The charitable foundation has backed food programmes, the provision of emergency shelter, mental health services, medicine deliveries and given laptops to public schools over the crisis.

The foundation said cash was allocated direct to good causes, as well as through the Bermuda Emergency Fund.

A spokesman added the organisation had provided emergency funding in less than three business days in response to the impact of the crisis on non-profit groups that supplied essential services.

He said the pandemic highlighted the “fragility of funding” for the charity sector, but also underlined the value of collaboration.

Vivien Carter, director of programmes for the foundation, added the partnership had resulted in the creation of the third sector Coordinated Crisis Response Effort.

She said the work of the CCRE, which was formed in March, had focused on gaps in services.

Ms Carter said the foundation had also encouraged other charitable funds to support their traditional non-profit groups in areas such as education, the arts, sports and training programmes, to help the island after it emerged from pandemic restrictions.

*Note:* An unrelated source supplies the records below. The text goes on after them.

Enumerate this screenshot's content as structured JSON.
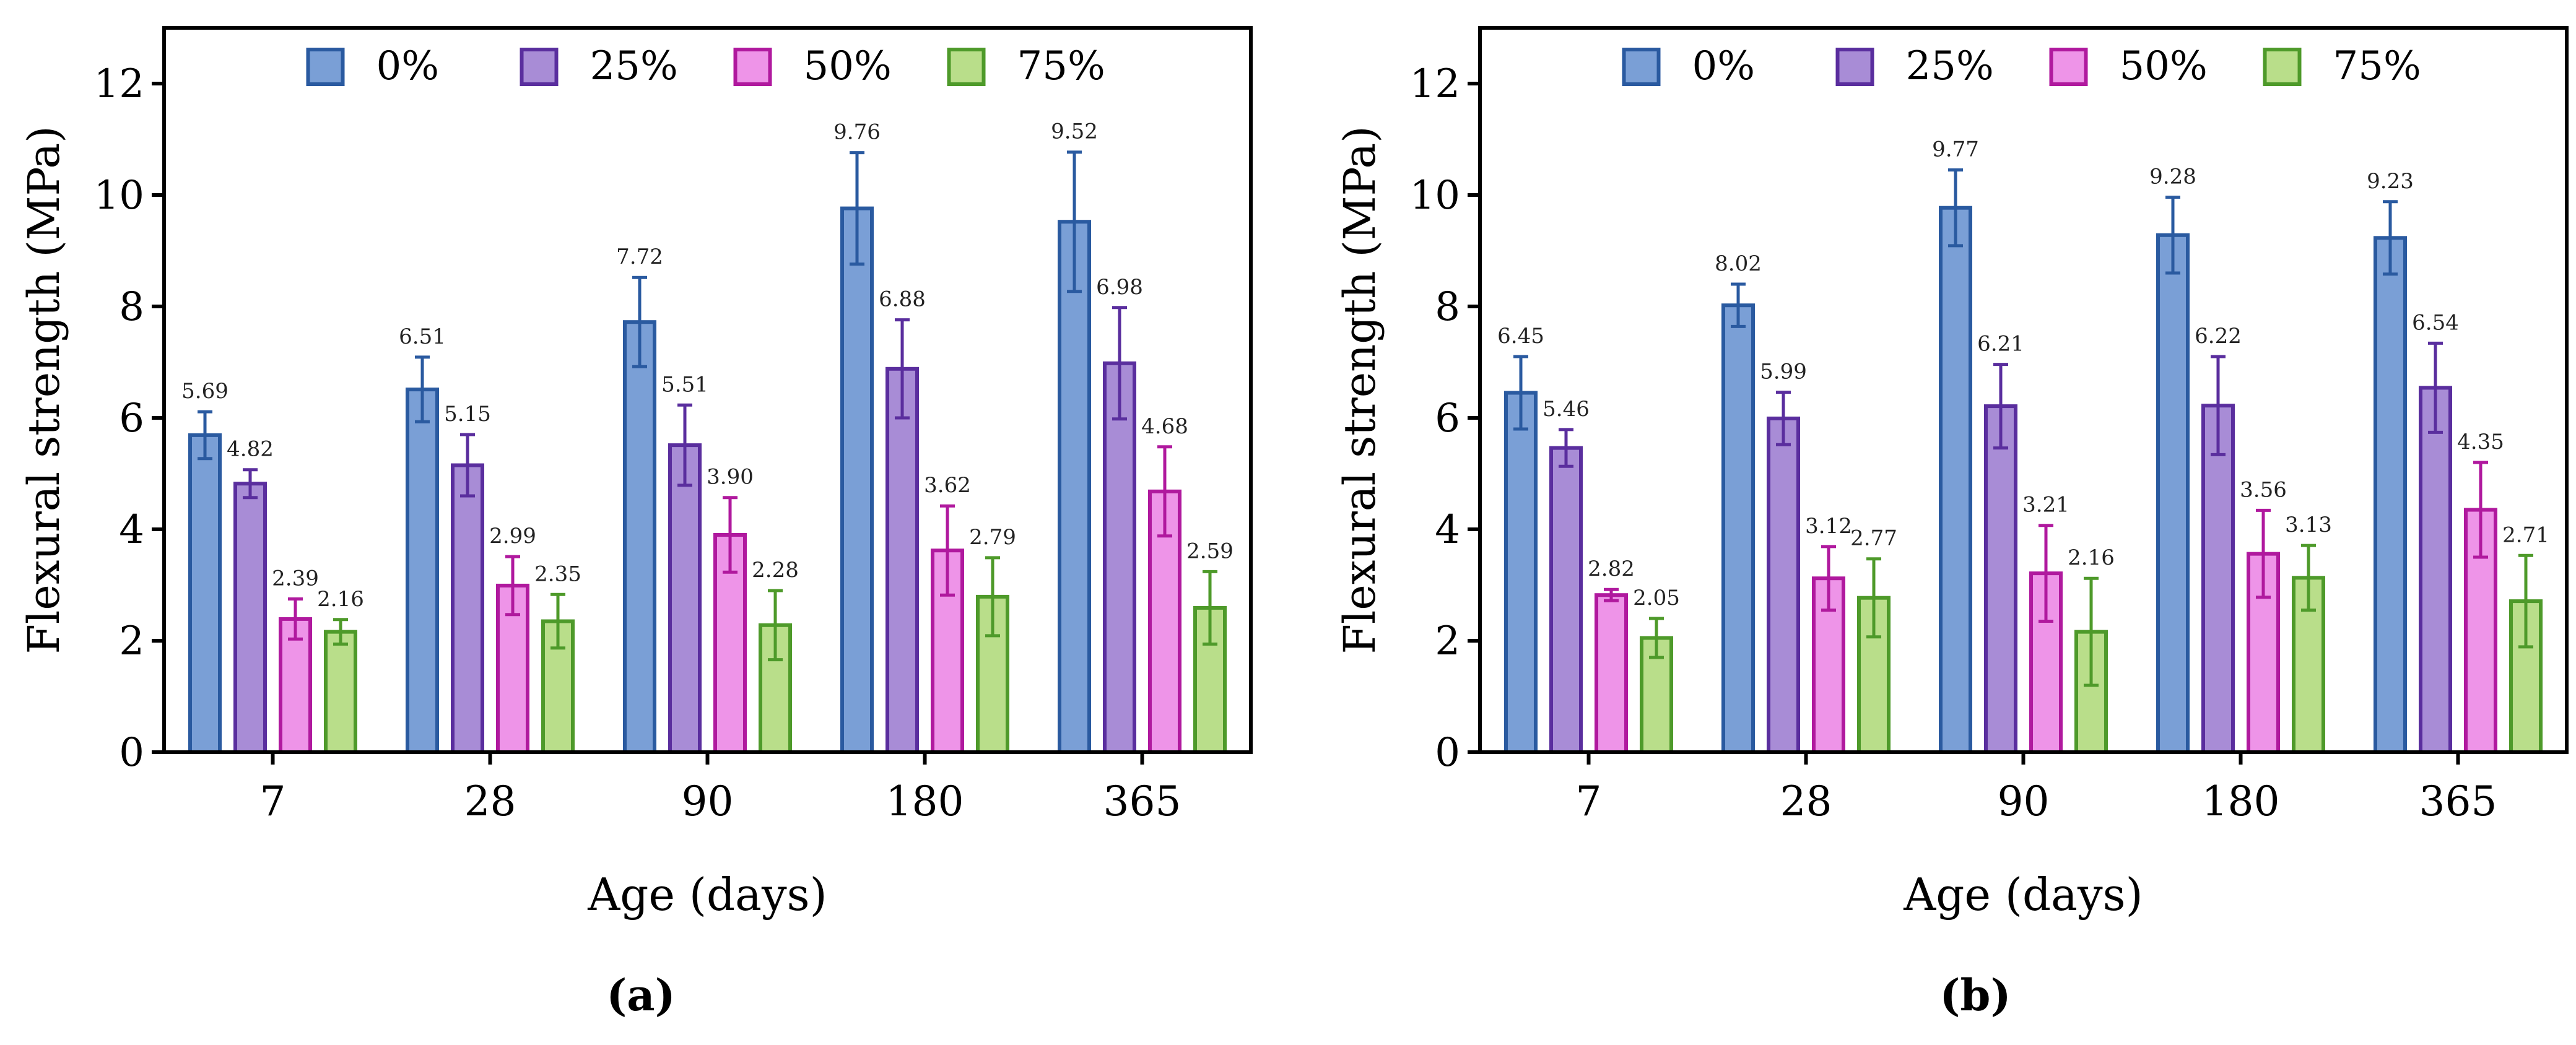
{
  "figure": {
    "panels": [
      "(a)",
      "(b)"
    ]
  },
  "chart_data": [
    {
      "type": "bar",
      "panel_label": "(a)",
      "categories": [
        "7",
        "28",
        "90",
        "180",
        "365"
      ],
      "xlabel": "Age (days)",
      "ylabel": "Flexural strength (MPa)",
      "ylim": [
        0,
        13
      ],
      "yticks": [
        0,
        2,
        4,
        6,
        8,
        10,
        12
      ],
      "legend_position": "top",
      "series": [
        {
          "name": "0%",
          "fill": "#7A9FD6",
          "stroke": "#2A5AA0",
          "values": [
            5.69,
            6.51,
            7.72,
            9.76,
            9.52
          ],
          "labels": [
            "5.69",
            "6.51",
            "7.72",
            "9.76",
            "9.52"
          ],
          "errors": [
            0.42,
            0.58,
            0.8,
            1.0,
            1.25
          ]
        },
        {
          "name": "25%",
          "fill": "#A88CD6",
          "stroke": "#5A2E9E",
          "values": [
            4.82,
            5.15,
            5.51,
            6.88,
            6.98
          ],
          "labels": [
            "4.82",
            "5.15",
            "5.51",
            "6.88",
            "6.98"
          ],
          "errors": [
            0.25,
            0.55,
            0.72,
            0.88,
            1.0
          ]
        },
        {
          "name": "50%",
          "fill": "#EE94E8",
          "stroke": "#B0199E",
          "values": [
            2.39,
            2.99,
            3.9,
            3.62,
            4.68
          ],
          "labels": [
            "2.39",
            "2.99",
            "3.90",
            "3.62",
            "4.68"
          ],
          "errors": [
            0.36,
            0.52,
            0.67,
            0.8,
            0.8
          ]
        },
        {
          "name": "75%",
          "fill": "#B9DE8A",
          "stroke": "#4E9A2A",
          "values": [
            2.16,
            2.35,
            2.28,
            2.79,
            2.59
          ],
          "labels": [
            "2.16",
            "2.35",
            "2.28",
            "2.79",
            "2.59"
          ],
          "errors": [
            0.22,
            0.48,
            0.62,
            0.7,
            0.65
          ]
        }
      ]
    },
    {
      "type": "bar",
      "panel_label": "(b)",
      "categories": [
        "7",
        "28",
        "90",
        "180",
        "365"
      ],
      "xlabel": "Age (days)",
      "ylabel": "Flexural strength (MPa)",
      "ylim": [
        0,
        13
      ],
      "yticks": [
        0,
        2,
        4,
        6,
        8,
        10,
        12
      ],
      "legend_position": "top",
      "series": [
        {
          "name": "0%",
          "fill": "#7A9FD6",
          "stroke": "#2A5AA0",
          "values": [
            6.45,
            8.02,
            9.77,
            9.28,
            9.23
          ],
          "labels": [
            "6.45",
            "8.02",
            "9.77",
            "9.28",
            "9.23"
          ],
          "errors": [
            0.65,
            0.38,
            0.68,
            0.68,
            0.65
          ]
        },
        {
          "name": "25%",
          "fill": "#A88CD6",
          "stroke": "#5A2E9E",
          "values": [
            5.46,
            5.99,
            6.21,
            6.22,
            6.54
          ],
          "labels": [
            "5.46",
            "5.99",
            "6.21",
            "6.22",
            "6.54"
          ],
          "errors": [
            0.33,
            0.47,
            0.75,
            0.88,
            0.8
          ]
        },
        {
          "name": "50%",
          "fill": "#EE94E8",
          "stroke": "#B0199E",
          "values": [
            2.82,
            3.12,
            3.21,
            3.56,
            4.35
          ],
          "labels": [
            "2.82",
            "3.12",
            "3.21",
            "3.56",
            "4.35"
          ],
          "errors": [
            0.1,
            0.57,
            0.86,
            0.78,
            0.85
          ]
        },
        {
          "name": "75%",
          "fill": "#B9DE8A",
          "stroke": "#4E9A2A",
          "values": [
            2.05,
            2.77,
            2.16,
            3.13,
            2.71
          ],
          "labels": [
            "2.05",
            "2.77",
            "2.16",
            "3.13",
            "2.71"
          ],
          "errors": [
            0.35,
            0.7,
            0.96,
            0.58,
            0.82
          ]
        }
      ]
    }
  ]
}
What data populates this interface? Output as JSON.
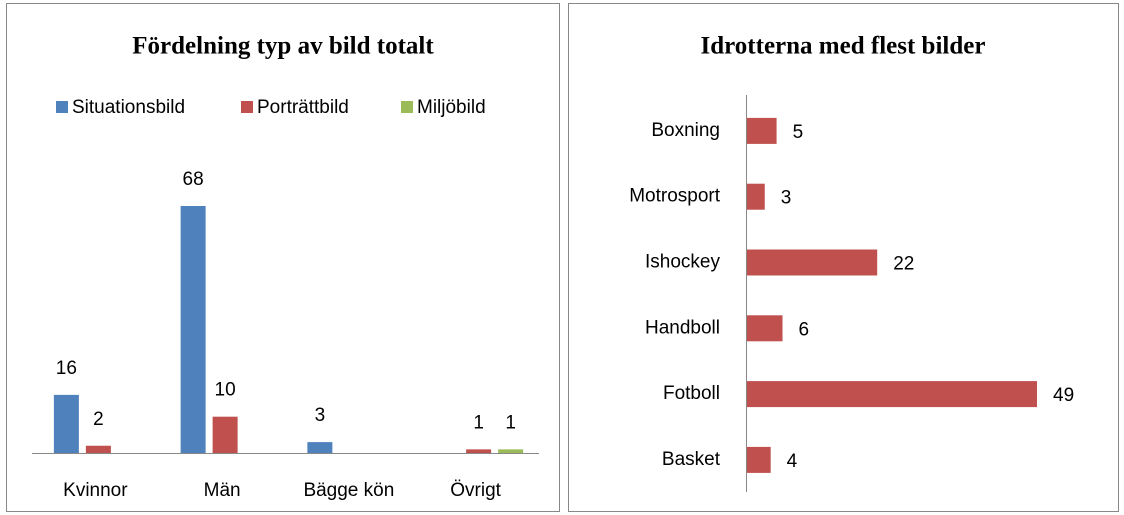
{
  "chart_data": [
    {
      "type": "bar",
      "title": "Fördelning typ av bild totalt",
      "categories": [
        "Kvinnor",
        "Män",
        "Bägge kön",
        "Övrigt"
      ],
      "series": [
        {
          "name": "Situationsbild",
          "color": "#4f81bd",
          "values": [
            16,
            68,
            3,
            null
          ]
        },
        {
          "name": "Porträttbild",
          "color": "#c0504d",
          "values": [
            2,
            10,
            null,
            1
          ]
        },
        {
          "name": "Miljöbild",
          "color": "#9bbb59",
          "values": [
            null,
            null,
            null,
            1
          ]
        }
      ],
      "legend": "top"
    },
    {
      "type": "barh",
      "title": "Idrotterna med flest bilder",
      "categories": [
        "Boxning",
        "Motrosport",
        "Ishockey",
        "Handboll",
        "Fotboll",
        "Basket"
      ],
      "values": [
        5,
        3,
        22,
        6,
        49,
        4
      ],
      "color": "#c0504d"
    }
  ]
}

The foundation completed its first grant cycle of 2020 two days after the island’s borders were closed on March 19.

It gave out more than $1 million to non-profit groups — many of them left unable to deliver their usual programmes over the crisis.

The foundation said grant applications would be accepted to May 31.

The spokesman added “coordinated community efforts” were vital for people who worked in non-profit organisations so they could continue to deliver services.

The foundation’s board held a strategy meeting yesterday today and said it would highlight further efforts to support charities in “the very near future”.